In South Africa last March I was reminded of Dr Beyers Naude, an Afrikaner theologian.

He was part of Afrikaner Broederbond, a white-supremacist organisation, before having his own ‘road to Damascus’ moment and ending up fighting against apartheid. He paid a heavy price for it, but by doing so became a true leader.

Last week in Egypt I met an old woman who stood up in a meeting of quarry workers. She told us how she had been feared in the community because she used to carry out female circumcision on young girls in the village.

Late in life, just a few years ago, she discovered that the Koran did not prescribe female circumcision. She had her moment of awakening: to lead the village in the fight against this evil practice.

Not a Christian conversion, but certainly a case of an ordinary person who had her own ‘Damascus moment’.

  • It is not leadership bestowed as an honour but leadership taken on as a burden.'

But let’s return to poor Simon Peter. His loyalty to the cause seems a foregone conclusion: 'you know Lord that I love you'.

But does he? Perhaps their fishing expedition was a serious case of ‘displacement behaviour’, the ultimate statement that they should forget about all this foolishness of the past few years.

After all, they’d been travelling around Galilee and Judea, then ended up in Jerusalem with such high hopes, only for all those hopes to be dashed. You can imagine them thinking: 'We might as well go back to fishing; at least that is something we know!'

And then the three questions, the affirming answers, almost to the point of desperation: 'Yes Lord, you know everything; you know that I love you.'

In all three instances Jesus continues with the words: 'take care of my lambs…', '…take care of my sheep…' and '…feed my sheep'.

This is not a case of lightning striking and an instant conversion, but a clear case of: 'Do you know what you are committing to? Do you know what you are asking for? Do you know what the consequences may be?'

It is not leadership bestowed as an honour but leadership taken on as a burden, as a huge responsibility: 'You don’t have to do it, but if you do it you have to take it on "warts and all".'

Rereading Mary Benson’s biography of Nelson Mandela, a book written when Mandela was still in prison, you are reminded that his leadership did not come out of a ‘Damascus moment’. It was the result of a seemingly endless and tireless series of efforts to confront the establishment.

You come to realise that the mantle of leadership was not necessarily something Mandela wanted or that it was a foregone conclusion, yet his life choices took him that way and he was prepared to face the consequences.

I am sure we can think of other examples, and not all of them lived to tell the story.

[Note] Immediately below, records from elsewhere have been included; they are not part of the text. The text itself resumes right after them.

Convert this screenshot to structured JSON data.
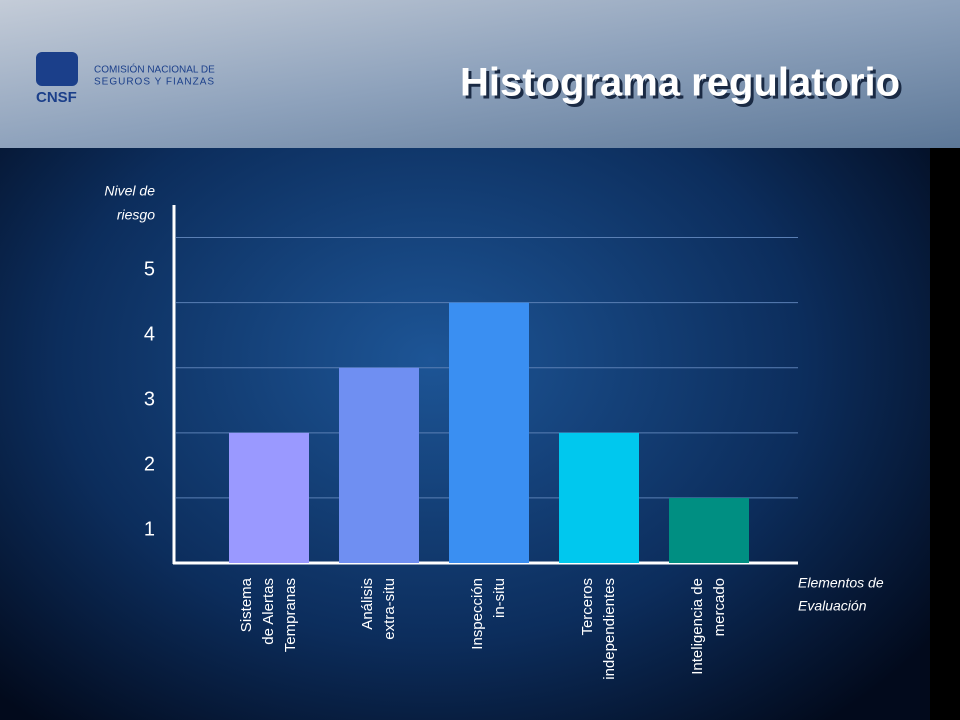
{
  "header": {
    "logo": "CNSF",
    "org_line1": "COMISIÓN NACIONAL DE",
    "org_line2": "SEGUROS Y FIANZAS"
  },
  "chart_data": {
    "type": "bar",
    "title": "Histograma regulatorio",
    "y_label": [
      "Nivel de",
      "riesgo"
    ],
    "x_label": [
      "Elementos de",
      "Evaluación"
    ],
    "categories": [
      [
        "Sistema",
        "de Alertas",
        "Tempranas"
      ],
      [
        "Análisis",
        "extra-situ"
      ],
      [
        "Inspección",
        "in-situ"
      ],
      [
        "Terceros",
        "independientes"
      ],
      [
        "Inteligencia de",
        "mercado"
      ]
    ],
    "values": [
      2,
      3,
      4,
      2,
      1
    ],
    "colors": [
      "#9a99ff",
      "#6f8ff2",
      "#3a8ff2",
      "#00c8ee",
      "#008f82"
    ],
    "ylim": [
      0,
      5.5
    ],
    "yticks": [
      1,
      2,
      3,
      4,
      5
    ],
    "grid": true
  }
}
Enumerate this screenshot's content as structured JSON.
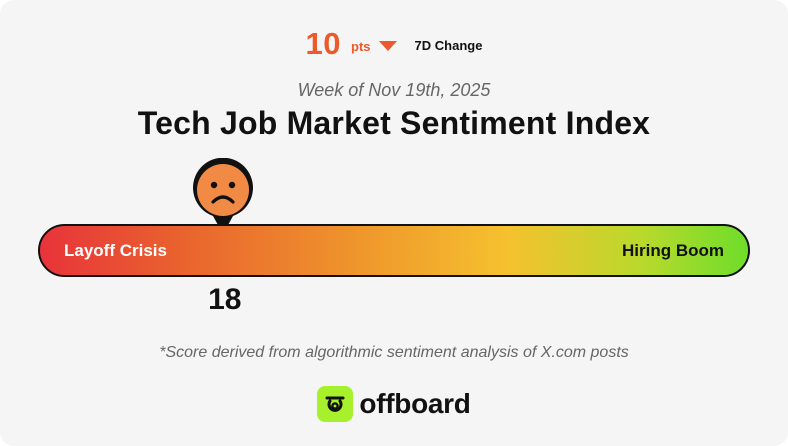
{
  "header": {
    "change_value": "10",
    "change_unit": "pts",
    "change_direction": "down",
    "change_label": "7D Change",
    "week": "Week of Nov 19th, 2025",
    "title": "Tech Job Market Sentiment Index"
  },
  "gauge": {
    "left_label": "Layoff Crisis",
    "right_label": "Hiring Boom",
    "score": "18",
    "score_value": 18,
    "min": 0,
    "max": 100,
    "marker_icon": "sad-face-icon"
  },
  "footnote": "*Score derived from algorithmic sentiment analysis of X.com posts",
  "brand": {
    "name": "offboard",
    "logo_icon": "offboard-logo-icon"
  },
  "colors": {
    "accent": "#ea5a2b",
    "brand": "#a6f12b",
    "gauge_low": "#e8333a",
    "gauge_mid": "#f5c12f",
    "gauge_high": "#6fdd2a"
  }
}
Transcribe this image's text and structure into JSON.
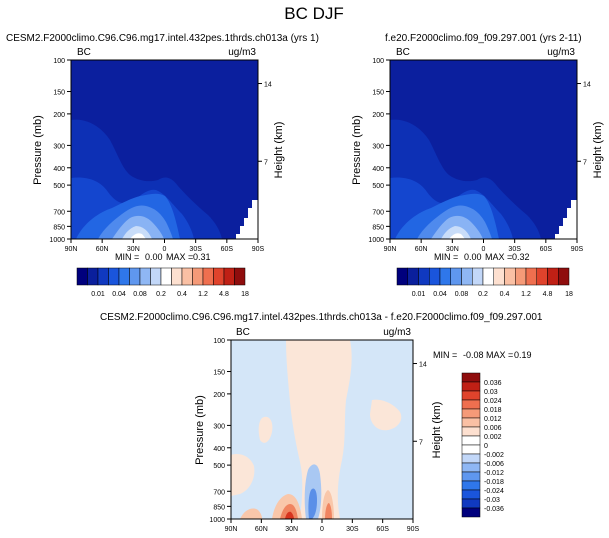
{
  "figure": {
    "title": "BC DJF"
  },
  "chart_data": [
    {
      "type": "heatmap",
      "title": "CESM2.F2000climo.C96.C96.mg17.intel.432pes.1thrds.ch013a (yrs 1)",
      "left_label": "BC",
      "right_label": "ug/m3",
      "xlabel": "",
      "ylabel": "Pressure (mb)",
      "y2label": "Height (km)",
      "x_ticks": [
        "90N",
        "60N",
        "30N",
        "0",
        "30S",
        "60S",
        "90S"
      ],
      "y_ticks": [
        "100",
        "150",
        "200",
        "300",
        "400",
        "500",
        "700",
        "850",
        "1000"
      ],
      "y2_ticks": [
        "14",
        "7"
      ],
      "stats": {
        "min_label": "MIN =",
        "min": "0.00",
        "max_label": "MAX =",
        "max": "0.31"
      },
      "ylim": [
        1000,
        100
      ],
      "xlim": [
        "90N",
        "90S"
      ]
    },
    {
      "type": "heatmap",
      "title": "f.e20.F2000climo.f09_f09.297.001 (yrs 2-11)",
      "left_label": "BC",
      "right_label": "ug/m3",
      "xlabel": "",
      "ylabel": "Pressure (mb)",
      "y2label": "Height (km)",
      "x_ticks": [
        "90N",
        "60N",
        "30N",
        "0",
        "30S",
        "60S",
        "90S"
      ],
      "y_ticks": [
        "100",
        "150",
        "200",
        "300",
        "400",
        "500",
        "700",
        "850",
        "1000"
      ],
      "y2_ticks": [
        "14",
        "7"
      ],
      "stats": {
        "min_label": "MIN =",
        "min": "0.00",
        "max_label": "MAX =",
        "max": "0.32"
      },
      "ylim": [
        1000,
        100
      ],
      "xlim": [
        "90N",
        "90S"
      ]
    },
    {
      "type": "heatmap",
      "title": "CESM2.F2000climo.C96.C96.mg17.intel.432pes.1thrds.ch013a - f.e20.F2000climo.f09_f09.297.001",
      "left_label": "BC",
      "right_label": "ug/m3",
      "xlabel": "",
      "ylabel": "Pressure (mb)",
      "y2label": "Height (km)",
      "x_ticks": [
        "90N",
        "60N",
        "30N",
        "0",
        "30S",
        "60S",
        "90S"
      ],
      "y_ticks": [
        "100",
        "150",
        "200",
        "300",
        "400",
        "500",
        "700",
        "850",
        "1000"
      ],
      "y2_ticks": [
        "14",
        "7"
      ],
      "stats": {
        "min_label": "MIN =",
        "min": "-0.08",
        "max_label": "MAX =",
        "max": "0.19"
      },
      "ylim": [
        1000,
        100
      ],
      "xlim": [
        "90N",
        "90S"
      ]
    }
  ],
  "colorbars": {
    "abs": {
      "labels": [
        "0.01",
        "0.04",
        "0.08",
        "0.2",
        "0.4",
        "1.2",
        "4.8",
        "18"
      ],
      "colors": [
        "#00007d",
        "#0a1f9c",
        "#1039c0",
        "#1a55dc",
        "#2f77ea",
        "#5f97ef",
        "#8fb7f4",
        "#c2d7f8",
        "#ffffff",
        "#fde0d0",
        "#fac0a4",
        "#f59a78",
        "#ef6f4f",
        "#e0432c",
        "#c02015",
        "#8f0d0d"
      ]
    },
    "diff": {
      "labels": [
        "0.036",
        "0.03",
        "0.024",
        "0.018",
        "0.012",
        "0.006",
        "0.002",
        "0",
        "-0.002",
        "-0.006",
        "-0.012",
        "-0.018",
        "-0.024",
        "-0.03",
        "-0.036"
      ],
      "colors": [
        "#8f0d0d",
        "#c02015",
        "#e0432c",
        "#ef6f4f",
        "#f59a78",
        "#fac0a4",
        "#fde0d0",
        "#ffffff",
        "#ffffff",
        "#c2d7f8",
        "#8fb7f4",
        "#5f97ef",
        "#2f77ea",
        "#1a55dc",
        "#1039c0",
        "#00007d"
      ]
    }
  },
  "field_colors": {
    "bg_abs": "#0b1f9e",
    "low1": "#0d30b5",
    "low2": "#1446cf",
    "mid1": "#2266e3",
    "mid2": "#4f8aed",
    "high1": "#89b3f4",
    "high2": "#c9ddf9",
    "peak": "#ffffff",
    "diff_bg": "#d4e6f8",
    "diff_pos": "#fbe6d8",
    "diff_pos2": "#f9c7aa",
    "diff_pos3": "#f08460",
    "diff_pos4": "#d8341f",
    "diff_neg2": "#a9c8f3",
    "diff_neg3": "#5a8fe8"
  }
}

  • Some become leaders through a dramatic moment of ‘conversion’, others almost through circumstance'

In our work we encounter great examples of men and women who, when faced with massive challenges and injustice, decide to fight back.

They tackle the issues and in the process become leaders; some through a dramatic moment of ‘conversion’, others almost through circumstance, after long battles and then only reluctantly so.

What sets them all apart is the belief in a cause that is greater than themselves.

What makes working for Christian Aid such a privilege is encountering exactly this kind of extraordinary men and women on the front line of fighting poverty in the many countries where we work. I’ve met many Mandelas, Sauls or Peters (and their female equivalents!).

The community meetings in Egypt the other week introduced me to some of those remarkable people.

They often come to see the world through new eyes (because of literacy efforts or simple community mobilisation) and many of them go on to lead. They are ‘evangelical’ about their cause.

I met a fisherman I’d watched address a government minister in an earlier video. Like the village midwife he had found his voice – calling the minister by his name, telling him what was wrong and holding him to account.

But I guess I am getting ahead of myself. Perhaps those are stories for a few weeks from now: the sequel, the next instalment. Those are the stories of the Pentecost!